Viking Analytics provides self-service analytics software, MultiViz for the heavy industrial companies. We put the power of the data into the hands of the people who understand what it means: the subject-matter experts. MultiViz enables experts like condition-monitoring experts, reliability experts and process experts to rapidly visualize sensor data from assets and processes. It enables the experts to prepare, analyze and process sensor data without being a data scientist. Specifically, MultiViz enables the following.

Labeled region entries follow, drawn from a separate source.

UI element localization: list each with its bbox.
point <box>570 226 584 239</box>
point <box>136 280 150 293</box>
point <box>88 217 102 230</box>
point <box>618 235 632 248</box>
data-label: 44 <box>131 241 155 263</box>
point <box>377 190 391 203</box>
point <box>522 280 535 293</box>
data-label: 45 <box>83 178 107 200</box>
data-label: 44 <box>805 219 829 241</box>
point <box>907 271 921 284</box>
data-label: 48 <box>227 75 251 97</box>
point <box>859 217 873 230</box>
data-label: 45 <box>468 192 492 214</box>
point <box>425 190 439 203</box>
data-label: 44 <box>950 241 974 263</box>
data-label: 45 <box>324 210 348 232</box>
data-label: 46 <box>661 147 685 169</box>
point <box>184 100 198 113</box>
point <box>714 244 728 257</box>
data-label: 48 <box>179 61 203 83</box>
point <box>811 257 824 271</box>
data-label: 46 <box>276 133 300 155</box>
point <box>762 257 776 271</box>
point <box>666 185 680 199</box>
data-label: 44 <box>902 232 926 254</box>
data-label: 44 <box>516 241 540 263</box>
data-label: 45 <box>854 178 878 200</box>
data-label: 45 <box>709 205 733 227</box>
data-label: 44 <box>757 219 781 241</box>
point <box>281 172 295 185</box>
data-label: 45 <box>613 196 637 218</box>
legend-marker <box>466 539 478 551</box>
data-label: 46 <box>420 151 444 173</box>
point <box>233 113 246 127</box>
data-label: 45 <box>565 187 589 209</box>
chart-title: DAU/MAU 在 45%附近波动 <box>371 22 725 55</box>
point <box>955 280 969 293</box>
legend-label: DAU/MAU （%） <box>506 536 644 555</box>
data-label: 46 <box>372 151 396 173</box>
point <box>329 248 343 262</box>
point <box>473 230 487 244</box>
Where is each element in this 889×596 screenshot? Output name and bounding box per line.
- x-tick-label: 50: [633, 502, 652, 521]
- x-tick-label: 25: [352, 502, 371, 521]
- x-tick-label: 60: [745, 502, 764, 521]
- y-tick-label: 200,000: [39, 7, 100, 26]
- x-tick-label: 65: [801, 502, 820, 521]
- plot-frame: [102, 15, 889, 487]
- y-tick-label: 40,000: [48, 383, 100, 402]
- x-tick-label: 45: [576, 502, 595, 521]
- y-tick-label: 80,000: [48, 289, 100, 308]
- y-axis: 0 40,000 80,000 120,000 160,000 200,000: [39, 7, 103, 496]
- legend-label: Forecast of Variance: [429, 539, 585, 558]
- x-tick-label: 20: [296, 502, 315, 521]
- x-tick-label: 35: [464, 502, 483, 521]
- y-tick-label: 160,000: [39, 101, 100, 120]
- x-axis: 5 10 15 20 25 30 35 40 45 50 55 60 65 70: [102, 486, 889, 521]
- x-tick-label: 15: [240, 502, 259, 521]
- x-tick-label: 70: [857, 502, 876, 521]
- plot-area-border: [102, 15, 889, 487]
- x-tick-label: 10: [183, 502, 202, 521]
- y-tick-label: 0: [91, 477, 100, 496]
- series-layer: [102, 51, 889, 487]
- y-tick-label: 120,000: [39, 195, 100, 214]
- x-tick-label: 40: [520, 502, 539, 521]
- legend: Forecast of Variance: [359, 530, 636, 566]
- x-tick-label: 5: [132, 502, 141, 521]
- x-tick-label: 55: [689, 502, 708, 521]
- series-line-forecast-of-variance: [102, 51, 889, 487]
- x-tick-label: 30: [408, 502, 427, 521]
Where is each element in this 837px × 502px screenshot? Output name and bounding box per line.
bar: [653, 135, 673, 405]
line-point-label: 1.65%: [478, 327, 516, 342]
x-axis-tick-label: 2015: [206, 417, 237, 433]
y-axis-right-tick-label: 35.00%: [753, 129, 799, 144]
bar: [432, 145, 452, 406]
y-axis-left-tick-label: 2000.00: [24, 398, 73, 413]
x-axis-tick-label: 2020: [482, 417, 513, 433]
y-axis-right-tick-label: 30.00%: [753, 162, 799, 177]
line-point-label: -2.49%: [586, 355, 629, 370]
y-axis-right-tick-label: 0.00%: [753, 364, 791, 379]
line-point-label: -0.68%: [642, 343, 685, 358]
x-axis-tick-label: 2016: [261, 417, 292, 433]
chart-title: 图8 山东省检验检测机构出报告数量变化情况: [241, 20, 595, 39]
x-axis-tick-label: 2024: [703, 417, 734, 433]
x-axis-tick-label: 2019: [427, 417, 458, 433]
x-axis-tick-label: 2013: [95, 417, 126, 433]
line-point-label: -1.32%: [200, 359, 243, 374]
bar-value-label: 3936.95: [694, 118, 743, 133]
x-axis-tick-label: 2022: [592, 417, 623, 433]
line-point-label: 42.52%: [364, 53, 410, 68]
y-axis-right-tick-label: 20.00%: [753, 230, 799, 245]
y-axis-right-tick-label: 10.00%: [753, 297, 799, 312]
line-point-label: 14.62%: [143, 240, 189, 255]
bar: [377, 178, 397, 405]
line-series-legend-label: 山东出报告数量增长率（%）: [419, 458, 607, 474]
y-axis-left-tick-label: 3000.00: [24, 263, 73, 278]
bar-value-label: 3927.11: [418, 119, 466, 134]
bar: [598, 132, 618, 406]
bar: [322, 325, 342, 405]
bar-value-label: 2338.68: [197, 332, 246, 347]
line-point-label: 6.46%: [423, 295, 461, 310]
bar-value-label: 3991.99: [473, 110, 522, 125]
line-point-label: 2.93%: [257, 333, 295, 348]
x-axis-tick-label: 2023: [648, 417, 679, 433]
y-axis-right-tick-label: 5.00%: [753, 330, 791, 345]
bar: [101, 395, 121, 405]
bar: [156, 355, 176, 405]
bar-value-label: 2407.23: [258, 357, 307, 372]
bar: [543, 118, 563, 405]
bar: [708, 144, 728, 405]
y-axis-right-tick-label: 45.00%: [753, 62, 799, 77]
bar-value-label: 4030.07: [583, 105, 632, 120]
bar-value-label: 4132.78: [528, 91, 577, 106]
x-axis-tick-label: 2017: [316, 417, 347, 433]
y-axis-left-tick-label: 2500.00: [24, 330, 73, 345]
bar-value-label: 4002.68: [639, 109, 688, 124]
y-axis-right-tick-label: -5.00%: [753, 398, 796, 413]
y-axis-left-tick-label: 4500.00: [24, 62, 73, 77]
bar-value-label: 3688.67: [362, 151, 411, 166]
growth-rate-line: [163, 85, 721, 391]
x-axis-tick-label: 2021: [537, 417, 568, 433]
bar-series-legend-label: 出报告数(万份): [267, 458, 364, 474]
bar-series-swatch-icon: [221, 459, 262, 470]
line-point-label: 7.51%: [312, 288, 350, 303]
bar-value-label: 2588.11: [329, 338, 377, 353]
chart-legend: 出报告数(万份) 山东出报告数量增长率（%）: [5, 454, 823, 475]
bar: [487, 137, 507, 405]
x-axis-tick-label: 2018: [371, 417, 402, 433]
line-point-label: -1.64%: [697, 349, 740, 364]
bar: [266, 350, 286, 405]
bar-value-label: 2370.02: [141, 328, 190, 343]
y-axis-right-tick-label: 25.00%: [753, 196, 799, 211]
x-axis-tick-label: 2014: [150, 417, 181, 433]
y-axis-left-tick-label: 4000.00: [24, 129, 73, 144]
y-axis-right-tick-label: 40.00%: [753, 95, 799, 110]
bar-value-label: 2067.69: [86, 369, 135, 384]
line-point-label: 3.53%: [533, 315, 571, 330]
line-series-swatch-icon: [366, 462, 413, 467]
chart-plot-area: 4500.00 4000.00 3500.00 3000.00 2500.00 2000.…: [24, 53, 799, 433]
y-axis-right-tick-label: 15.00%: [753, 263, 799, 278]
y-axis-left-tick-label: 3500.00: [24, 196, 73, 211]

- Experts can now explore large sensor data quickly and troubleshoot issues in assets and processes
- Experts can now monitor and contextualize process and asset data
- Experts can detect anomalies and irregularities in processes’ and assets’ performance
- Experts can identify operational/failure modes and detect abnormal mode changes
- Experts can rapidly annotate data for building ML models
- Experts can rapidly operationalize their insights as real-time applications
MultiViz helps the experts to contribute directly to overall plant and organizational profitability. It‘s human-centric design helps the organization to retain expert knowledge pertaining to critical issues and other irregularities. It enables seamless knowledge sharing and collaborative decision-making. In summary, MultiViz has been designed to help organizations to accelerate their digitalization efforts and alleviate risks in their implementation. Organizations can rely on data-driven methodologies for actionable insights and to deliver organization-wide value.